C’è un momento, nella vita delle parole, in cui esse sembrano tendere la mano per trasformarsi: un aggettivo che si fa azione, un nome che diventa gesto. È in questo spazio di metamorfosi che si colloca la parasintesi, uno dei meccanismi più affascinanti della nostra lingua. Il termine, nato dal greco pará (“accanto, oltre”) e sýnthesis (“composizione”), racconta già la sua natura: una costruzione che nasce dall’incontro simultaneo di prefisso e suffisso, applicati a una radice nominale o aggettivale. Non basta aggiungere un prefisso, non basta innestare un suffisso: la parola prende vita solo quando i due elementi si fondono insieme, come due chiavi che aprono la stessa porta.
Così invecchiare non è semplicemente “vecchiare” né “invecchio”: è il cominciamento di diventare vecchio. Ammutolire non è “mutolire” né “amutolo”: è il silenzio che cala improvviso. Spianare non è “pianare” né “spiano”: è rendere piano, livellare. E ancora ammassare, da massa, significa raccogliere in un insieme compatto; ingabbiare, da gabbia, è chiudere in uno spazio; abbracciare, da braccio, è circondare con le braccia; atterrare, da terra, è scendere o far cadere a terra; sotterrare, sempre da terra, è nascondere sotto la superficie. Ogni volta la parola nasce intera, indivisibile, e porta con sé un significato preciso, spesso incoativo o trasformativo.
Il lessico italiano, grazie a questo procedimento, si arricchisce di verbi che descrivono con immediatezza processi di cambiamento e azioni concrete: ingiallire da giallo, imbruttire da brutto, arricchire da ricco, impoverire da povero, allungare da lungo, accorciare da corto, imbottigliare da bottiglia, intonacare da intonaco, sbiadire da biado. Tutti esempi che mostrano la vitalità di un meccanismo capace di trasformare la staticità di un nome o di un aggettivo in dinamismo verbale.
La parasintesi, dunque, non è una curiosità grammaticale, ma un vero e proprio strumento di creazione: un ponte che permette alle parole di attraversare categorie diverse e di reinventarsi. È grazie a questa che l’italiano può dire “rendere bianco” con imbiancare, “mettere in gabbia” con ingabbiare, “diventare vecchio” con invecchiare, “scendere a terra” con atterrare. La sua forza sta nella natura bloccata e indivisibile: solo la combinazione simultanea di prefisso e suffisso dà vita a parole nuove, precise e indispensabili.
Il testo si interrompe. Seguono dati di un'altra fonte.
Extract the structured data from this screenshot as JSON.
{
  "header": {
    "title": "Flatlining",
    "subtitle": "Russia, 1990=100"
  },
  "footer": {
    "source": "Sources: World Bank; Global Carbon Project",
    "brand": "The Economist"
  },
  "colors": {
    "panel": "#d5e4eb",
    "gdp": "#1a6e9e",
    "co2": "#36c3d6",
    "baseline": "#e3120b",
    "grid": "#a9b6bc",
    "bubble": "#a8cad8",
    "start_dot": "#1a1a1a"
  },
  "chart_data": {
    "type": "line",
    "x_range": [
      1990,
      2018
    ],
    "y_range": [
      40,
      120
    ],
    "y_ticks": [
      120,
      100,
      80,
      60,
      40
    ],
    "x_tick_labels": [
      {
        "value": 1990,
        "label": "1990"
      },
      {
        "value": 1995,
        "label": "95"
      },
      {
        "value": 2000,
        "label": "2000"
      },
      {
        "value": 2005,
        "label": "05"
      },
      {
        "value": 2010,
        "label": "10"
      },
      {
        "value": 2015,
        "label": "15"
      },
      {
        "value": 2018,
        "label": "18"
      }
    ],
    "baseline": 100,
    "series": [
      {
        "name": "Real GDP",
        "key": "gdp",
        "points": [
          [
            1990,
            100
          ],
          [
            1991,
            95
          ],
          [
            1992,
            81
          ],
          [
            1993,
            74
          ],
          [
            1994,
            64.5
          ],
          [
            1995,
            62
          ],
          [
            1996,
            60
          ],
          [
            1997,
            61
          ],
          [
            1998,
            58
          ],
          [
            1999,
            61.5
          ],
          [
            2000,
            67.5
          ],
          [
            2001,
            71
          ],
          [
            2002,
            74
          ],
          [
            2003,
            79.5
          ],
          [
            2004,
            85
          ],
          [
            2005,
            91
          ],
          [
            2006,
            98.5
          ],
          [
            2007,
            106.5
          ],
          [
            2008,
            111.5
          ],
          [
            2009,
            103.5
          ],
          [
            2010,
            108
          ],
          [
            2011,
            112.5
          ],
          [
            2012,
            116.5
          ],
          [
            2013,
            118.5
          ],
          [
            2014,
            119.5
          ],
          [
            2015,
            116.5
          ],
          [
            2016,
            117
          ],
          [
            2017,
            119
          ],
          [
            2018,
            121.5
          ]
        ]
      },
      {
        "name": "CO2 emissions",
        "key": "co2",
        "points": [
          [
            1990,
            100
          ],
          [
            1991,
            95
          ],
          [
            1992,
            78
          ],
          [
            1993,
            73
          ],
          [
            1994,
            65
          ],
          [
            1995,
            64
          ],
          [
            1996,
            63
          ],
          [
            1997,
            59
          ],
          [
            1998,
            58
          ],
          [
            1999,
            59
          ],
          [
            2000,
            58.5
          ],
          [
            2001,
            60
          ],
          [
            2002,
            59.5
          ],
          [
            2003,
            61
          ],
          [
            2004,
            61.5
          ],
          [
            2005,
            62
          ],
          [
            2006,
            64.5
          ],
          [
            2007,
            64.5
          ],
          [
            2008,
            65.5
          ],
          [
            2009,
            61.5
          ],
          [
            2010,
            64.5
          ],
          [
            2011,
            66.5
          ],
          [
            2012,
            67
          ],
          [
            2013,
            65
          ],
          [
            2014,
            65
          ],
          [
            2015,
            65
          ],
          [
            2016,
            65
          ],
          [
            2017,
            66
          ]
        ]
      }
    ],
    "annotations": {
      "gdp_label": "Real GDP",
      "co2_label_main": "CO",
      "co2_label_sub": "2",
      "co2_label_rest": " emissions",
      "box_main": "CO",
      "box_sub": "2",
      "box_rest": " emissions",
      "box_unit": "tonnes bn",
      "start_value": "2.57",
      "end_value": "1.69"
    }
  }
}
E se la lingua è un organismo vivo, la parasintesi è il suo respiro creativo: ogni verbo parasintetico è un passo in più verso la trasformazione, un segno che il lessico non si limita a nominare il mondo, ma lo reinventa. In fondo, la parasintesi ci insegna che le parole, come gli uomini, non nascono mai da sole: hanno bisogno di un incontro per diventare davvero sé stesse.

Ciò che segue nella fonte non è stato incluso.